The case of black holes is illustrative of the conclusion I am going to offer, so I'm going to dwell on this case to some extent. Now, one might construe our knowledge of black holes as having been a priori in the sense that, before we ever "saw" one, we predicted their existence because the possibility of this existence was as a possible solution to certain deep equations that we accepted (albeit on empirical grounds, so to speak). One interlocutor in such a dialectic might object that making a true prediction is not tantamount to advance knowledge, due to the epistemic nature of predictions. They might quibble that we had "preknowledge," but not knowledge strictly, of black holes, up until recently.
The next counter might be that, besides knowing of black holes' general possibility via the relevant equation-solution, we also were aware of specific dynamics, in our world, that might form them, i.e. stellar evolution over sufficiently massive stars. But then a fringe (hopefully not pseudoscience) researcher might come along and say that our current more "direct" black-hole knowledge is consistent with the possibility of eternally collapsing magnetic objects, and appeal to the alleged theory-ladenness of observational evidence to defend the suggestion philosophically. Similarly, though the prevailing model of active galactic nuclei is as a function of supermassive black holes, there are outliers who ask after boson stars as an alternative model. And then an ecumenicist in physics, so to speak, might go on to propose that black holes are boson stars made of gravitons; or that black holes and other types of boson stars are both possible and might be the AGNs of different types of galaxies.
So for all that, how much apriority was involved in knowledge/preknowledge of black holes? All the "pure reasoning" in defense of these objects was not so pure, after all, requiring empirically-supported priors of various kinds (e.g., again, our largely empirical understanding of stellar dynamics).
But just the same, then, since there was apriority as epistemic proactivity involved, it ends up looking like Kant was on to something in trying to harmonize the motives of rationalism and empiricism. Since "the point generalizes," we might find ourselves thinking that very little is known in total abstraction or entirely due to physical experience ("Necessarily X means not possibly not X," as a representative example on one end, "I am having red-gradient color perceptions right now," on the other).
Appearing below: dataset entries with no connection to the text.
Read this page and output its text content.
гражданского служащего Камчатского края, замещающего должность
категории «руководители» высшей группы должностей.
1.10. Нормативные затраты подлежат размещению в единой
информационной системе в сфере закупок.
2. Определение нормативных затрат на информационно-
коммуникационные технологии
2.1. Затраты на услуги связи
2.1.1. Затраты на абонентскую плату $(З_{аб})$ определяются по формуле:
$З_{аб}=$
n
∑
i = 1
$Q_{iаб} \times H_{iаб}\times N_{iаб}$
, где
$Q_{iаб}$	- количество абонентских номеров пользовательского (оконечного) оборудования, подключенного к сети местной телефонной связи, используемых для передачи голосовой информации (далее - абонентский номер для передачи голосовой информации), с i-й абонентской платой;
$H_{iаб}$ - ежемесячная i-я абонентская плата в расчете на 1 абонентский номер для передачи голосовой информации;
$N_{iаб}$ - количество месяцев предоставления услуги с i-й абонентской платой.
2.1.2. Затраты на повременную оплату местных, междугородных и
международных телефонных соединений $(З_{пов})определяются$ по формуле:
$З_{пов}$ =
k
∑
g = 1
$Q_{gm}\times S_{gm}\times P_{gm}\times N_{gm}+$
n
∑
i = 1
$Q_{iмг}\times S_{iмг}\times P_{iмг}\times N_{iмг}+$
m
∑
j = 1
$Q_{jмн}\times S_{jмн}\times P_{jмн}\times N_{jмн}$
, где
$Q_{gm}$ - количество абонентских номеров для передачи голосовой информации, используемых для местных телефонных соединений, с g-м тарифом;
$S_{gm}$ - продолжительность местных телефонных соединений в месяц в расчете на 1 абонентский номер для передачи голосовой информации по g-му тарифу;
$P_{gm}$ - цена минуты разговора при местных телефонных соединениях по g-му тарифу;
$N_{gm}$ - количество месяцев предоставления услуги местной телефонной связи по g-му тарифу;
For technical reasons, I do think ethical knowledge, such as it is (or is supposed to be), would have to be heavily a priori, its empirical supports limited pretty much just to immediate perceptions, on pain of having to derive action-guiding principles from epistemically difficult claims. The old (discredited) notion that the fact of evolution justifies Social Darwinism hearkens to a commandment that Kant said was analytic, viz. "Act according to the truth." So the Social Darwinist would reason that contrary moral perspectives involved acting against the truth of evolution; and we find such specious thoughts in many a moral theorist's repertoire. Whence the speciousness, here? Just in that, if local moral imperatives are connected to universal, eternal moral facts, we'd best not have to learn the latter only after fairly complex observation and research: or else, with respect to evolution (say), we would be asserting that people were obligated to "act according to the truth of evolution" (or whatever) even when unaware of the process. (This is of a piece with the mainline objection to standard formulations of utilitarianism requiring us to perform overly elaborate future-oriented calculations of universal utility functions, which are not practical for us to perform.) But this leaves us with having to be able to recognize moral information a priori; yet if moral principles involve a proactive capacity inside us, and if apriority just is epistemic proactivity, what we are left with is something almost "true by definition" indeed (hence Kant's derivation, in the second Critique, of the categorical imperative).